I would’ve told her how I feel about her… and I would’ve just taken my chances, and let her say yay, or nay.
I would’ve told her how I couldn’t understand why she kept giving it away… and how I thought she was so much better than the stories people were telling about her.
Maybe that wouldn’t have changed anything… maybe we still never would’ve hooked up… and maybe today I’d still be sitting here, alone, reminiscing over what might’ve been.
I wish I could’ve loved her, though, and maybe that love would’ve been enough to change the direction of her life.
But in the end, it’s her life. Everything she ever did, was her choice. And while I may never understand those choices… I’m finally learning to respect that it was her right to choose the life she wanted.
Maybe I can’t go back, and do things differently. But maybe, if I can finally tell the truth about who I was back then… maybe I can start telling the truth about who I am now.
Maybe what I’m supposed to learn from all this is not that I wish I could’ve had Heather, but that I really need to learn how to love the right kind of girl… in the right kind of way…
So that maybe, the woman I fall in love with next… will be someone who can fall in love with me, in return.
The pain of wanting what you never really had
This one’s for the ache that lingers — not from what ended, but from what never fully began.
It’s for the almosts. The what-ifs. The versions of love that lived mostly in your imagination… but still left real wounds behind.
Use this when you’re ready to let go — not just of a person, but of the story you wrapped around them.
1. Name the dream.
What did you believe this person could offer you?
What need or longing did they seem to answer — even if only in your mind?
2. Tell the truth about what was real.
When you remove the fantasy, what was actually there?
What did they show you, say to you, or give to you… and what did they never really offer?
3. Grieve the gap.
There’s a space between what you hoped for and what you got.
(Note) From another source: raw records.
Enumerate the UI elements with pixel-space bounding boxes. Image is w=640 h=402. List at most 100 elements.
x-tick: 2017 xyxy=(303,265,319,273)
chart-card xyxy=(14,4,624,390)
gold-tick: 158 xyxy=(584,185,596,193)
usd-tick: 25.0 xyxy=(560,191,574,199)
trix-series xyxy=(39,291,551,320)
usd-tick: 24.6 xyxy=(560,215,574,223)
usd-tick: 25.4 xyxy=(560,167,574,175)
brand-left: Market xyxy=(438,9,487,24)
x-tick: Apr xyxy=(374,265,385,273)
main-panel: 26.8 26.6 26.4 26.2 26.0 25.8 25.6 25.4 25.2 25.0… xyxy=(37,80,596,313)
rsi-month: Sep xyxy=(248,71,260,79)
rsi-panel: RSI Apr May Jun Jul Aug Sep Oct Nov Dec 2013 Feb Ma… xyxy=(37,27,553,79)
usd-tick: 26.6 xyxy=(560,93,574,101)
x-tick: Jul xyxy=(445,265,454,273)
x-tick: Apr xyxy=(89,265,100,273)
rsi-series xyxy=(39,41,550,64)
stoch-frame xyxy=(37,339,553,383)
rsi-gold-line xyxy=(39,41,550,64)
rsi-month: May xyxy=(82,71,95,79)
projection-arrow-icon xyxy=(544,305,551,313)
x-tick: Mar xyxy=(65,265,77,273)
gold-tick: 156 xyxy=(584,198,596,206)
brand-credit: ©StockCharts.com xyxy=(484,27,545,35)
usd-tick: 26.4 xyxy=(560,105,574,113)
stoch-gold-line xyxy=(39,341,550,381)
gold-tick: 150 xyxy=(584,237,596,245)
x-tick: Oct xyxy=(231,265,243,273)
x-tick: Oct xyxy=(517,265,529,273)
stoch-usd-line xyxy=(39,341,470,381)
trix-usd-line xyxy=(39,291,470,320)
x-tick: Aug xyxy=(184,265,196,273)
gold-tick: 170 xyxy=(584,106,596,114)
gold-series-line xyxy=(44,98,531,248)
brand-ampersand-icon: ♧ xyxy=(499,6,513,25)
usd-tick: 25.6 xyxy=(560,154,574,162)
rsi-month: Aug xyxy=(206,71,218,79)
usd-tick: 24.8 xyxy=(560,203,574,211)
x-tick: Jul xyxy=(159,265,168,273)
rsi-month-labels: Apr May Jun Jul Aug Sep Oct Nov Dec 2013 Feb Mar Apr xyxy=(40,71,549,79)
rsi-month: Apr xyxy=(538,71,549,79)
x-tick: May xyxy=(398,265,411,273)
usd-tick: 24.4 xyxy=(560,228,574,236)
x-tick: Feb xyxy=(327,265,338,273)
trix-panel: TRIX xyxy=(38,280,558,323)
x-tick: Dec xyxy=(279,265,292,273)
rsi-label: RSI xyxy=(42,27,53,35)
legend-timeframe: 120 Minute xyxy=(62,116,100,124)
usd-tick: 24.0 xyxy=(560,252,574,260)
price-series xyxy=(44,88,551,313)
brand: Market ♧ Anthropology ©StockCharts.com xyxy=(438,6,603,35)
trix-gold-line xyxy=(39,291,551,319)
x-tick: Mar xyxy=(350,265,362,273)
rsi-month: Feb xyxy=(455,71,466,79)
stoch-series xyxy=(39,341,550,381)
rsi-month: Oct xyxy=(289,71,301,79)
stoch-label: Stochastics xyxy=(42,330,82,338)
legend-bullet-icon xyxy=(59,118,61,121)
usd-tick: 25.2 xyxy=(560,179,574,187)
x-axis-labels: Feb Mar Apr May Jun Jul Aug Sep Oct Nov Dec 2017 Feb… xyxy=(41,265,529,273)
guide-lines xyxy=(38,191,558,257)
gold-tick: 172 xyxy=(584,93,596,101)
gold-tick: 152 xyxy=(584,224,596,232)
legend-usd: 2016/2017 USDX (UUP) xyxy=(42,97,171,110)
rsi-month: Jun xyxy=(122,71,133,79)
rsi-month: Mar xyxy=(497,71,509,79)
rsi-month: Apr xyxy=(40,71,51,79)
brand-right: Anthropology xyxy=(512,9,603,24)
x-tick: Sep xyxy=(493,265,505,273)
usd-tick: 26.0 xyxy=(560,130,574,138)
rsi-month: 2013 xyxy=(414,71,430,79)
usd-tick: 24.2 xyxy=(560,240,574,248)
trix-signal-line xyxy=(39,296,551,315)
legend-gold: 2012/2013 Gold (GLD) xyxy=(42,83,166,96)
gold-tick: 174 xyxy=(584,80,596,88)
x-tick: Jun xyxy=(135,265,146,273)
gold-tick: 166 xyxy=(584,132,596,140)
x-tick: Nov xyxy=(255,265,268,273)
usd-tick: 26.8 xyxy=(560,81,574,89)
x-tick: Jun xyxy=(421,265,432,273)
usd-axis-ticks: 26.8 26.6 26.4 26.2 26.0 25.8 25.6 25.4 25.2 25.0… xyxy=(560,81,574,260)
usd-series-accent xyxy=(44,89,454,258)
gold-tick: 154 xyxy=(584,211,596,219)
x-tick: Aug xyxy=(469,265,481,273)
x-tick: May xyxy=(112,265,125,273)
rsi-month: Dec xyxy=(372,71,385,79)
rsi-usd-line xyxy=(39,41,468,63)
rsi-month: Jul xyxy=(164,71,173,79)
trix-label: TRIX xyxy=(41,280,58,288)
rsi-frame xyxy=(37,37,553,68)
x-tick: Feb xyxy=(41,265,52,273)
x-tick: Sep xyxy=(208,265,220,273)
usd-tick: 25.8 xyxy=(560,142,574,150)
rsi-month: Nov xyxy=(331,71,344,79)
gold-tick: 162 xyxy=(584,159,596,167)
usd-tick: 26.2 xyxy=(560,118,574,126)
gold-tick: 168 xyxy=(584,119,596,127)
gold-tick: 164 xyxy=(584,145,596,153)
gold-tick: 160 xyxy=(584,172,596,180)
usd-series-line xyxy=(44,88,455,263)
Let yourself feel that — without shame.
That’s where the real pain lives.
4. Honor the part of you that kept hoping.
You weren’t weak for wanting more.
You were trying to believe in something good.
What does that say about your capacity to love?
Self-Reflection: What were you really holding onto?
1. What made this person feel different from the rest?
Was it timing, chemistry, circumstance — or something harder to explain?
2. What version of yourself did you imagine in their presence?
Did you feel more wanted? More powerful? More alive?
What part of you felt awakened — even if it wasn’t safe or real?
3. When you think of them now, what emotion rises first?
Is it longing? Regret? Shame? Resentment? Something else?
Follow that thread. Where does it want to take you?
4. What didn’t you let yourself say — then or now?
What truths have stayed locked inside your chest, unspoken?
5. If you could give closure to your younger self, what would you say?
Not to fix it. Just to acknowledge what you carried — and how hard it was to let it go.
Final reflection:
Today, I’m ready to release the version of love I imagined — so I can make room for the love that’s real.
Final thought
Maybe this was never really about Heather.
Maybe it was about a younger version of me — the one who wanted to be wanted, but didn’t believe he was worth choosing.
The truth is, I didn’t lose her because I messed it up. I lost her because I never had the courage to say what I really felt.
And maybe that’s the regret I’ve been carrying ever since — not that she walked away, but that I stayed silent.
But silence doesn’t have to be the end of the story.
Because now… I am learning to speak. I am learning to tell the truth — about who I was, what I wanted, and why it mattered so much.
And maybe that’s how healing begins.
Not with getting back what you lost — but with finally giving voice to the part of you that never got to say goodbye.